Beyond the forehead-smacking fact that we already do lease the public airwaves (the FCC technically calls it "licensing"), McIlheran unknowingly gets straight to the nut of this issue: There is no vigorous debate. And his implying that vigorous debate would return absent government ownership or oversight of the airwaves is, as I said, laughable. If right now, without any enforcement of some kind of "fairness doctrine," the big-media companies that own these broadcast licenses refuse to air opposing viewpoints (even if those opposing viewpoints are more popular!), there is no "vigorous debate," what could possibly be possessing McIlheran that he thinks removing the non-existent oversight--and putting ownership of the spectrum permanently in the hands of those who can pay for it--would make debate happen?

The Illusory Tennant, in my favorite post about the Fairness Doctrine this past week, reminds us why the FD was there in the first place (scroll to the comments):
Also seriously though, much of the debate rumbling around these parts misses the point of the original "fairness doctrine," the constitutionality of which the Supreme Court upheld (unanimously) in a case called Red Lion v. FCC.

The specific question had to do with an "attack rule," whereby individuals or groups subject to political attacks on their honesty, character, integrity, and so forth, had to be afforded the opportunity for rebuttal.

So, in effect, the FCC was attempting to facilitate more speech, and not less, as the conservatives are claiming in the current debate.
(The Brawler elaborates on that idea in another excellent post.)

Any calls for a new "Fairness Doctrine"--at least from me, and the people I know and love on the internet like Xoff--are not calls for an "Equal Time Doctrine." I'm not asking that WTMJ hang up Jeff Wagner in favor of Ed Schultz (although I bet Schultz could get good ratings here). The point is to allow those maligned, like Clinton and Edwards in my examples above, to respond. As often as Bill O'Reilly, for example, slams Media Matters for America, O'Reilly will not invite anyone from MMfA on to debate him one-on-one (which makes sense given that O'Reilly can get pwned by a 16-year-old high-school student). Rush Limbaugh never invited David Ehrenstein on to talk about "Barrack the Magic Negro," because Ehrenstein would have explained how Rush turned a legitimate sociological analysis into a minstrel show. Charlie Sykes never invites liberals he can't control (i.e., not Mikel Holt) onto his radio or TV show to respond to his spin and lies. And McIlheran himself saves the worst of what he writes for his blog (these lies about Scooter Libby, for example) so that he doesn't have to face letters to the editor detailing outright falsehoods in the pages of the paper.

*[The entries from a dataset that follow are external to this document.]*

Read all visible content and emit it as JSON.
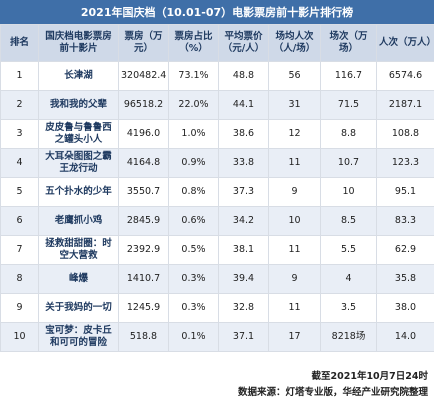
{
  "title": "2021年国庆档（10.01-07）电影票房前十影片排行榜",
  "headers": [
    "排名",
    "国庆档电影票房前十影片",
    "票房（万元）",
    "票房占比（%）",
    "平均票价（元/人）",
    "场均人次（人/场）",
    "场次（万场）",
    "人次（万人）"
  ],
  "rows": [
    {
      "rank": "1",
      "name": "长津湖",
      "boxoffice": "320482.4",
      "share": "73.1%",
      "price": "48.8",
      "perShow": "56",
      "shows": "116.7",
      "admissions": "6574.6"
    },
    {
      "rank": "2",
      "name": "我和我的父辈",
      "boxoffice": "96518.2",
      "share": "22.0%",
      "price": "44.1",
      "perShow": "31",
      "shows": "71.5",
      "admissions": "2187.1"
    },
    {
      "rank": "3",
      "name": "皮皮鲁与鲁鲁西之罐头小人",
      "boxoffice": "4196.0",
      "share": "1.0%",
      "price": "38.6",
      "perShow": "12",
      "shows": "8.8",
      "admissions": "108.8"
    },
    {
      "rank": "4",
      "name": "大耳朵图图之霸王龙行动",
      "boxoffice": "4164.8",
      "share": "0.9%",
      "price": "33.8",
      "perShow": "11",
      "shows": "10.7",
      "admissions": "123.3"
    },
    {
      "rank": "5",
      "name": "五个扑水的少年",
      "boxoffice": "3550.7",
      "share": "0.8%",
      "price": "37.3",
      "perShow": "9",
      "shows": "10",
      "admissions": "95.1"
    },
    {
      "rank": "6",
      "name": "老鹰抓小鸡",
      "boxoffice": "2845.9",
      "share": "0.6%",
      "price": "34.2",
      "perShow": "10",
      "shows": "8.5",
      "admissions": "83.3"
    },
    {
      "rank": "7",
      "name": "拯救甜甜圈：时空大营救",
      "boxoffice": "2392.9",
      "share": "0.5%",
      "price": "38.1",
      "perShow": "11",
      "shows": "5.5",
      "admissions": "62.9"
    },
    {
      "rank": "8",
      "name": "峰爆",
      "boxoffice": "1410.7",
      "share": "0.3%",
      "price": "39.4",
      "perShow": "9",
      "shows": "4",
      "admissions": "35.8"
    },
    {
      "rank": "9",
      "name": "关于我妈的一切",
      "boxoffice": "1245.9",
      "share": "0.3%",
      "price": "32.8",
      "perShow": "11",
      "shows": "3.5",
      "admissions": "38.0"
    },
    {
      "rank": "10",
      "name": "宝可梦：皮卡丘和可可的冒险",
      "boxoffice": "518.8",
      "share": "0.1%",
      "price": "37.1",
      "perShow": "17",
      "shows": "8218场",
      "admissions": "14.0"
    }
  ],
  "footer": {
    "date": "截至2021年10月7日24时",
    "source": "数据来源：灯塔专业版，华经产业研究院整理"
  }
}
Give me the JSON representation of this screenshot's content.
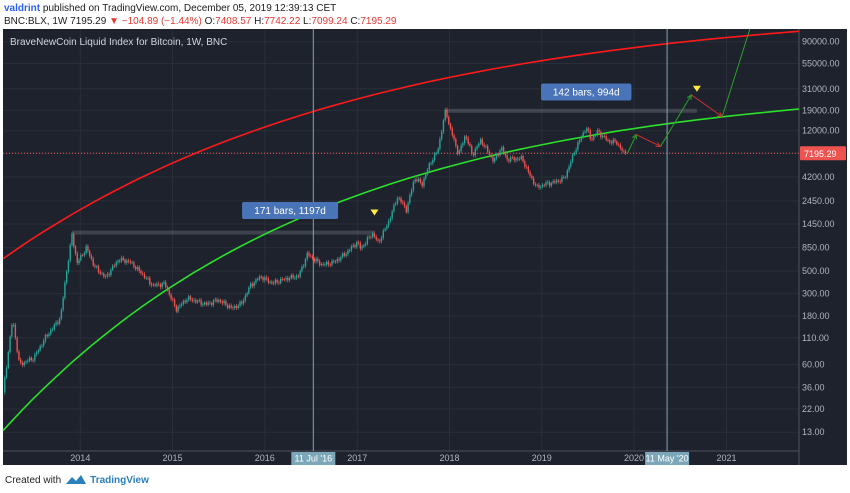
{
  "header": {
    "author": "valdrint",
    "published_text": "published on TradingView.com, December 05, 2019 12:39:13 CET",
    "symbol": "BNC:BLX, 1W",
    "last": "7195.29",
    "change": "−104.89 (−1.44%)",
    "ohlc": {
      "o_label": "O:",
      "o": "7408.57",
      "h_label": "H:",
      "h": "7742.22",
      "l_label": "L:",
      "l": "7099.24",
      "c_label": "C:",
      "c": "7195.29"
    }
  },
  "footer": {
    "created_with": "Created with",
    "brand": "TradingView"
  },
  "colors": {
    "background": "#1e222d",
    "grid": "#2a2e39",
    "up": "#26a69a",
    "down": "#ef5350",
    "upper_curve": "#ff1a1a",
    "lower_curve": "#2be02b",
    "price_label": "#ef5350",
    "vline": "#7ca7b8",
    "measure_label": "#4a74b8",
    "marker": "#ffeb3b",
    "projection_up": "#2ca02c",
    "projection_down": "#d32f2f"
  },
  "chart_data": {
    "type": "candlestick",
    "title": "BraveNewCoin Liquid Index for Bitcoin, 1W, BNC",
    "y_scale": "log",
    "ylim": [
      8.5,
      120000
    ],
    "xlim": [
      "2013-03-01",
      "2021-10-15"
    ],
    "x_ticks": [
      {
        "label": "2014",
        "date": "2014-01-01"
      },
      {
        "label": "2015",
        "date": "2015-01-01"
      },
      {
        "label": "2016",
        "date": "2016-01-01"
      },
      {
        "label": "2017",
        "date": "2017-01-01"
      },
      {
        "label": "2018",
        "date": "2018-01-01"
      },
      {
        "label": "2019",
        "date": "2019-01-01"
      },
      {
        "label": "2020",
        "date": "2020-01-01"
      },
      {
        "label": "2021",
        "date": "2021-01-01"
      }
    ],
    "y_ticks": [
      13,
      22,
      36,
      60,
      110,
      180,
      300,
      500,
      850,
      1450,
      2450,
      4200,
      7195.29,
      12000,
      19000,
      31000,
      55000,
      90000
    ],
    "y_tick_labels": [
      "13.00",
      "22.00",
      "36.00",
      "60.00",
      "110.00",
      "180.00",
      "300.00",
      "500.00",
      "850.00",
      "1450.00",
      "2450.00",
      "4200.00",
      "7195.29",
      "12000.00",
      "19000.00",
      "31000.00",
      "55000.00",
      "90000.00"
    ],
    "last_price": 7195.29,
    "price_path": [
      [
        "2013-03-01",
        32
      ],
      [
        "2013-04-08",
        170
      ],
      [
        "2013-05-05",
        60
      ],
      [
        "2013-07-01",
        70
      ],
      [
        "2013-08-15",
        110
      ],
      [
        "2013-10-15",
        175
      ],
      [
        "2013-11-01",
        380
      ],
      [
        "2013-11-29",
        1130
      ],
      [
        "2013-12-20",
        600
      ],
      [
        "2014-01-25",
        850
      ],
      [
        "2014-02-25",
        560
      ],
      [
        "2014-04-10",
        430
      ],
      [
        "2014-06-01",
        650
      ],
      [
        "2014-07-15",
        620
      ],
      [
        "2014-08-30",
        480
      ],
      [
        "2014-10-15",
        360
      ],
      [
        "2014-12-01",
        375
      ],
      [
        "2015-01-15",
        210
      ],
      [
        "2015-03-01",
        270
      ],
      [
        "2015-05-15",
        235
      ],
      [
        "2015-07-01",
        260
      ],
      [
        "2015-08-25",
        215
      ],
      [
        "2015-10-01",
        240
      ],
      [
        "2015-11-05",
        360
      ],
      [
        "2015-12-15",
        440
      ],
      [
        "2016-02-01",
        380
      ],
      [
        "2016-03-15",
        415
      ],
      [
        "2016-05-15",
        450
      ],
      [
        "2016-06-18",
        740
      ],
      [
        "2016-07-11",
        660
      ],
      [
        "2016-08-15",
        575
      ],
      [
        "2016-10-01",
        610
      ],
      [
        "2016-11-15",
        740
      ],
      [
        "2016-12-31",
        960
      ],
      [
        "2017-01-15",
        830
      ],
      [
        "2017-03-01",
        1180
      ],
      [
        "2017-03-25",
        950
      ],
      [
        "2017-05-01",
        1450
      ],
      [
        "2017-06-10",
        2700
      ],
      [
        "2017-07-15",
        2000
      ],
      [
        "2017-08-15",
        4100
      ],
      [
        "2017-09-15",
        3600
      ],
      [
        "2017-10-15",
        5700
      ],
      [
        "2017-11-15",
        7600
      ],
      [
        "2017-12-17",
        19500
      ],
      [
        "2017-12-31",
        13500
      ],
      [
        "2018-02-06",
        7000
      ],
      [
        "2018-03-05",
        11000
      ],
      [
        "2018-04-01",
        6900
      ],
      [
        "2018-05-05",
        9700
      ],
      [
        "2018-06-25",
        6000
      ],
      [
        "2018-07-25",
        8200
      ],
      [
        "2018-08-15",
        6300
      ],
      [
        "2018-10-15",
        6400
      ],
      [
        "2018-11-20",
        4100
      ],
      [
        "2018-12-15",
        3300
      ],
      [
        "2019-01-15",
        3600
      ],
      [
        "2019-02-15",
        3700
      ],
      [
        "2019-04-01",
        4100
      ],
      [
        "2019-05-15",
        8000
      ],
      [
        "2019-06-26",
        13000
      ],
      [
        "2019-07-15",
        9800
      ],
      [
        "2019-08-10",
        11800
      ],
      [
        "2019-09-20",
        9500
      ],
      [
        "2019-10-25",
        9200
      ],
      [
        "2019-11-25",
        7000
      ],
      [
        "2019-12-05",
        7195.29
      ]
    ],
    "curves": [
      {
        "name": "upper",
        "start": [
          "2013-03-01",
          660
        ],
        "end": [
          "2021-10-15",
          114000
        ],
        "bend": 2.2
      },
      {
        "name": "lower",
        "start": [
          "2013-03-01",
          13.5
        ],
        "end": [
          "2021-10-15",
          19600
        ],
        "bend": 2.5
      }
    ],
    "vertical_lines": [
      {
        "date": "2016-07-11",
        "label": "11 Jul '16"
      },
      {
        "date": "2020-05-11",
        "label": "11 May '20"
      }
    ],
    "measures": [
      {
        "label": "171 bars, 1197d",
        "from": "2013-11-29",
        "to": "2017-03-10",
        "low": 1180,
        "high": 1250,
        "label_at": [
          "2016-04-10",
          1950
        ]
      },
      {
        "label": "142 bars, 994d",
        "from": "2017-12-17",
        "to": "2020-09-06",
        "low": 18500,
        "high": 19700,
        "label_at": [
          "2019-06-26",
          28500
        ]
      }
    ],
    "markers": [
      {
        "date": "2017-03-10",
        "value": 1880
      },
      {
        "date": "2020-09-06",
        "value": 31000
      }
    ],
    "projections": [
      {
        "color": "up",
        "points": [
          [
            "2019-12-05",
            7100
          ],
          [
            "2020-01-10",
            11000
          ]
        ]
      },
      {
        "color": "down",
        "points": [
          [
            "2020-01-10",
            11000
          ],
          [
            "2020-04-15",
            8400
          ]
        ]
      },
      {
        "color": "up",
        "points": [
          [
            "2020-04-15",
            8400
          ],
          [
            "2020-08-15",
            27000
          ]
        ]
      },
      {
        "color": "down",
        "points": [
          [
            "2020-08-15",
            27000
          ],
          [
            "2020-12-15",
            16500
          ]
        ]
      },
      {
        "color": "up",
        "points": [
          [
            "2020-12-15",
            16500
          ],
          [
            "2021-04-10",
            135000
          ]
        ]
      }
    ]
  }
}
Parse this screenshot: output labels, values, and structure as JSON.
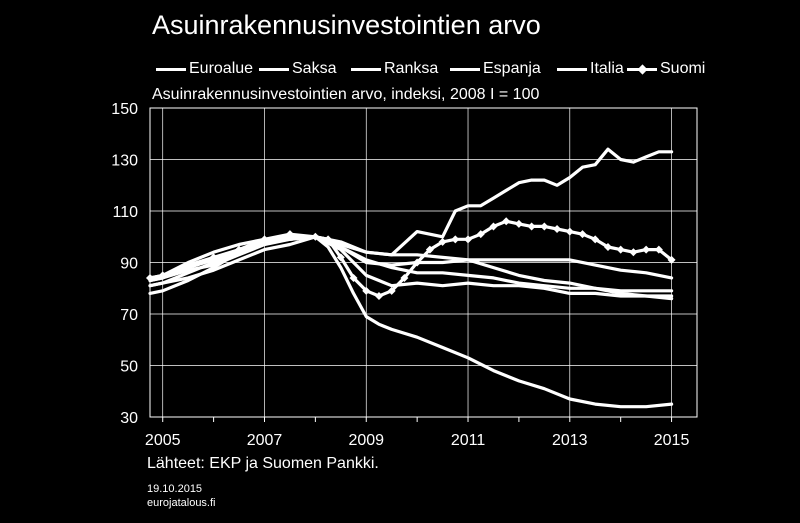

When Trent Lott said the talk radio was running America, yeah, it was ironic and funny. But he's also right that if you only hear one side of the story, your own opinions will not be well-informed. (Consider the FOXNews viewers who believe more lies about Iraq than other news comsumers.) So all we ask is that on those "public" airwaves, some time be given for those maligned, one way or the other, to respond. For the other side to be heard, even a little bit. For the public to be presented with multiple perspectives, multiple voices, and multiple opinions on the burning issues of the day.

More information, in other words, not less. And, after all, isn't that what free speech is all about--more, not less?